American composer and sound designer

Dan Moses Schreier is an American composer and sound designer. He is best known for his theatrical music work, on Broadway and elsewhere.

Schreier is from Detroit, and lives in New York City. He studied music at the University of Michigan and at Columbia University.

==Awards==
Dan Moses Schreier won Drama Desk Awards for Outstanding Sound Design for Floyd Collins (1996), Into the Woods (2002), Assassins (2004), and American Psycho (2016).

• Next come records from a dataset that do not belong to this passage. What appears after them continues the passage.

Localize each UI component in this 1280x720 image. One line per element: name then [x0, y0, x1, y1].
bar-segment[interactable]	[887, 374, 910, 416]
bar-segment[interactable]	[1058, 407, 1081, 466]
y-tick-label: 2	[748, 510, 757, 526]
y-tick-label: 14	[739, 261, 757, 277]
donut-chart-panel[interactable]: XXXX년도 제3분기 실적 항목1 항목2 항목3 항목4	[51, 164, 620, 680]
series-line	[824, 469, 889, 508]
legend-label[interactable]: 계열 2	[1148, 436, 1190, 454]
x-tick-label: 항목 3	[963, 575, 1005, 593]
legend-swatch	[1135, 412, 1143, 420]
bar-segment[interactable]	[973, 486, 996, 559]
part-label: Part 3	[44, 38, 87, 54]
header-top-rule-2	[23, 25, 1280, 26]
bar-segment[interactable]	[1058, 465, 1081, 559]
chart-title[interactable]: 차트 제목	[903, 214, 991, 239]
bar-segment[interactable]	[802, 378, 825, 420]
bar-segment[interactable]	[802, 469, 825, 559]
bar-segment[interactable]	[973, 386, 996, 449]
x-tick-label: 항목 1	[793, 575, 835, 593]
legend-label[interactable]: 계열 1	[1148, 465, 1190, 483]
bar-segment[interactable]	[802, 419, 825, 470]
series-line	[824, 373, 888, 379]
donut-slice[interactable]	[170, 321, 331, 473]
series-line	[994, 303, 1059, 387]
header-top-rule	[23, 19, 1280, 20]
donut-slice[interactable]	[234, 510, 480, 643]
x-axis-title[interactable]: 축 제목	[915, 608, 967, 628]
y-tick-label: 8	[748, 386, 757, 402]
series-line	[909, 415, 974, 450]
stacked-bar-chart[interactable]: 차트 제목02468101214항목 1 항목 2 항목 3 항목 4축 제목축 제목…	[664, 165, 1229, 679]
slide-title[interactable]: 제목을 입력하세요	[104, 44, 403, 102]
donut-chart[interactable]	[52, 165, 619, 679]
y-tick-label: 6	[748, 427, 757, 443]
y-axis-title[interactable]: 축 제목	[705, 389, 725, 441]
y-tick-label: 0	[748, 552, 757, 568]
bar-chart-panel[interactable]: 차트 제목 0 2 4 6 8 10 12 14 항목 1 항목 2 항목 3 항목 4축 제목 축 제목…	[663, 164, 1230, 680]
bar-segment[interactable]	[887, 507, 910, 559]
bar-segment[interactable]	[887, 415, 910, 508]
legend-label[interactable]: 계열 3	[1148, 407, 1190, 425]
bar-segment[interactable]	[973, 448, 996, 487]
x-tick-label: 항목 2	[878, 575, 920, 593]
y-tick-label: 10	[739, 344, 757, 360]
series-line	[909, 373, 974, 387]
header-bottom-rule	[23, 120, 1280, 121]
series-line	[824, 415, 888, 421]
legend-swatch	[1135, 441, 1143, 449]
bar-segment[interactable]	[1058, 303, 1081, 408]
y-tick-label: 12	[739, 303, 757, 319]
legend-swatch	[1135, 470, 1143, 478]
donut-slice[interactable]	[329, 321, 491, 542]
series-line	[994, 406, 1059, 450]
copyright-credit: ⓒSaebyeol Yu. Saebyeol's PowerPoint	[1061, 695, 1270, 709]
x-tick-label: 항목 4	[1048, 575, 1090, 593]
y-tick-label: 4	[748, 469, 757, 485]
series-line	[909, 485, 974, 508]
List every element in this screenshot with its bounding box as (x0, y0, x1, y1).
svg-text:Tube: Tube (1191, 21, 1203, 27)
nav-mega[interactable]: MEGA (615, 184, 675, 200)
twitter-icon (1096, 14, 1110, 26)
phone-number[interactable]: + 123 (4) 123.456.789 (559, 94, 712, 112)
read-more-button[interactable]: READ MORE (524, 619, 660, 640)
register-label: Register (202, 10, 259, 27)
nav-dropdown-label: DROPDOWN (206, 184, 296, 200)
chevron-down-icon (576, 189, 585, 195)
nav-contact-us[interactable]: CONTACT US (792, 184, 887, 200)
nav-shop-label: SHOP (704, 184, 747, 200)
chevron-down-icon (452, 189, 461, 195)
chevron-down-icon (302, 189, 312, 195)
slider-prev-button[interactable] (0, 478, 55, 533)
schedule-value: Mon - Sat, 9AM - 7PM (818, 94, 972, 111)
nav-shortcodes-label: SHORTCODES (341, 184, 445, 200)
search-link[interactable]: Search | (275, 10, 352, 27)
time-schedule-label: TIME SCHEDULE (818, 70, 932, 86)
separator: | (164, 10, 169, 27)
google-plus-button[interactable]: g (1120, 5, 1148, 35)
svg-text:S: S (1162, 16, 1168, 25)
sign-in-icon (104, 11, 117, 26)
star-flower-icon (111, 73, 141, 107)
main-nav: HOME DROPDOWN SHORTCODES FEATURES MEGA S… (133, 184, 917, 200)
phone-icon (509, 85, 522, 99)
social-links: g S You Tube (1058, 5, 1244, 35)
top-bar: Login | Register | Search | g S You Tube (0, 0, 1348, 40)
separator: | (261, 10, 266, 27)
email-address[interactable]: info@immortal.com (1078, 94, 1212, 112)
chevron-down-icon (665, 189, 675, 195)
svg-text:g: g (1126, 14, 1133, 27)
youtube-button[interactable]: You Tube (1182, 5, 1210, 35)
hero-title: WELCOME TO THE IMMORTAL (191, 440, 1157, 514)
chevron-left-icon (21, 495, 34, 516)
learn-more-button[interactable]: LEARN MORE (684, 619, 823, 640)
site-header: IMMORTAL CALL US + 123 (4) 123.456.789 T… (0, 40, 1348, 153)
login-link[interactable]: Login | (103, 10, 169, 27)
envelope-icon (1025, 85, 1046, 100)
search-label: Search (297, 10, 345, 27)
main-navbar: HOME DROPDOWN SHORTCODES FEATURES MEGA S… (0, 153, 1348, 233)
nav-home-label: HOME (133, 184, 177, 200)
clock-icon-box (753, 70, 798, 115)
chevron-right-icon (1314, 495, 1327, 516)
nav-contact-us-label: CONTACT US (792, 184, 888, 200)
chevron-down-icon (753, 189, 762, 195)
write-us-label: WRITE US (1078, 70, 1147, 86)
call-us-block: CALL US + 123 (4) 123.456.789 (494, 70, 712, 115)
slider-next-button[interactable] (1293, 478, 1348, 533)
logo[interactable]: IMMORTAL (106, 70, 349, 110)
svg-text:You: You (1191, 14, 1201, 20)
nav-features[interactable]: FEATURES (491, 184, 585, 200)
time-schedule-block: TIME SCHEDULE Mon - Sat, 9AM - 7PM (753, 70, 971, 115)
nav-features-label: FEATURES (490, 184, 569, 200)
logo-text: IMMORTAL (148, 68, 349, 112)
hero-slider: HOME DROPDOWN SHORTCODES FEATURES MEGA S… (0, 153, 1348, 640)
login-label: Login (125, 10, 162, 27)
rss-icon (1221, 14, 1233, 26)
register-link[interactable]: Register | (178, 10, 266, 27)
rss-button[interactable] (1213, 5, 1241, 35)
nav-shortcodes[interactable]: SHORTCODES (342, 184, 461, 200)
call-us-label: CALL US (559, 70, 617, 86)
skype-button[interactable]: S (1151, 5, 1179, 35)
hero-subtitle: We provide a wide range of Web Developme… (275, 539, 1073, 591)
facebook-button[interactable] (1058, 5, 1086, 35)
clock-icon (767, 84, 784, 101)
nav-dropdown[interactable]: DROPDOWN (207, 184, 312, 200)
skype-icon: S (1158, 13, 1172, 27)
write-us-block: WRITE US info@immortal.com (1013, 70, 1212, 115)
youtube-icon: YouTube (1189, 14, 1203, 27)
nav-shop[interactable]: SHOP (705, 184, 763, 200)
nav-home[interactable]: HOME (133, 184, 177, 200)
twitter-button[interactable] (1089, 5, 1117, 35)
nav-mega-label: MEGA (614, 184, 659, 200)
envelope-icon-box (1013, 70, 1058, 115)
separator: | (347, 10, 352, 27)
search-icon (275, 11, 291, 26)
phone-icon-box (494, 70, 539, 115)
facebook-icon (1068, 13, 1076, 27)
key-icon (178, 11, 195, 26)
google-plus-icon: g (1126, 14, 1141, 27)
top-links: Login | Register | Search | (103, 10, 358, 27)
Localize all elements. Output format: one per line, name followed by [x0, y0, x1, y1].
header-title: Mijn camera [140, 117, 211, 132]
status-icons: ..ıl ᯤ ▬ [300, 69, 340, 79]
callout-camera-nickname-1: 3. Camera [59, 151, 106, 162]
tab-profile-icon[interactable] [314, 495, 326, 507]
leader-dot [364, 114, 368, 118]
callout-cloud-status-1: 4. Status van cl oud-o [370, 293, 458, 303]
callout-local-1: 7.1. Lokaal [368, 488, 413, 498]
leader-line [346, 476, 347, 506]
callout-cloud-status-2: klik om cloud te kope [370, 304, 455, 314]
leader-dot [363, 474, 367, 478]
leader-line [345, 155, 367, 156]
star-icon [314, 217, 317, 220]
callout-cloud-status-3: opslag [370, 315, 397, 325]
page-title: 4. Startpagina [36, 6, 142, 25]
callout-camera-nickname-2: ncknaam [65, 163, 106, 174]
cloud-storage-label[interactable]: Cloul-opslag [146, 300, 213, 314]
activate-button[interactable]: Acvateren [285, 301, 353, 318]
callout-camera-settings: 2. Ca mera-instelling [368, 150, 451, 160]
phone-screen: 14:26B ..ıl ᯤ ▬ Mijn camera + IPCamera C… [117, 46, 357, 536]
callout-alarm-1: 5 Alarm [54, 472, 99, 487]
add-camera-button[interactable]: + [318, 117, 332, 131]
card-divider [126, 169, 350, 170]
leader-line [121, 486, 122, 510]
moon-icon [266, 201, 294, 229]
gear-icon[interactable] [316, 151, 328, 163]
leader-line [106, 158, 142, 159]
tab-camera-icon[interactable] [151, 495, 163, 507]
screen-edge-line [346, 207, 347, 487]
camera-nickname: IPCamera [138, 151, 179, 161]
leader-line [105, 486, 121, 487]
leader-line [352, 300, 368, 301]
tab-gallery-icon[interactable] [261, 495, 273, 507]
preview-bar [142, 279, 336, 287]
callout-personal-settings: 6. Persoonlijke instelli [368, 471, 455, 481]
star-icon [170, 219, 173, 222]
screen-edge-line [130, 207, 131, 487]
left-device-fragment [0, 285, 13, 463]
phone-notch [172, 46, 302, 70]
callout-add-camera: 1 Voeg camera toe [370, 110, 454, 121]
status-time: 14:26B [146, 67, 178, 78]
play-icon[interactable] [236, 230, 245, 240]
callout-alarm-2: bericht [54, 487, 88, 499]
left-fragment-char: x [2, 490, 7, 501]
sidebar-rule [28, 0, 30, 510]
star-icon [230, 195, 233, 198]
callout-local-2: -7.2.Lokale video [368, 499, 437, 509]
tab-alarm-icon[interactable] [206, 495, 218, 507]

He received Drama Desk Award nominations for Outstanding Sound Design for Spic-O-Rama (1993), God's Heart (1997), Sweeney Todd (2006), Passion (2013), A Gentleman's Guide to Love and Murder (2014), Act One (also 2014), Pacific Overtures (2018), and Floyd Collins (2025), and a nomination for Outstanding Music in a Play for The Merchant of Venice (2011).

Schreier was nominated for Tony Awards for Best Sound Design of a Musical for Gypsy (2008), A Little Night Music (2010), Sondheim on Sondheim (also 2010), and Floyd Collins (2025), and for Best Sound Design of a Play for Act One (2014) and The Iceman Cometh (2018).

In 1990 Schreier won an Obie Award for Sustained Excellence of Sound Design. In 2003 he won an L.A. Ovation Award for Sound Design in a Larger Theater for Gem of the Ocean.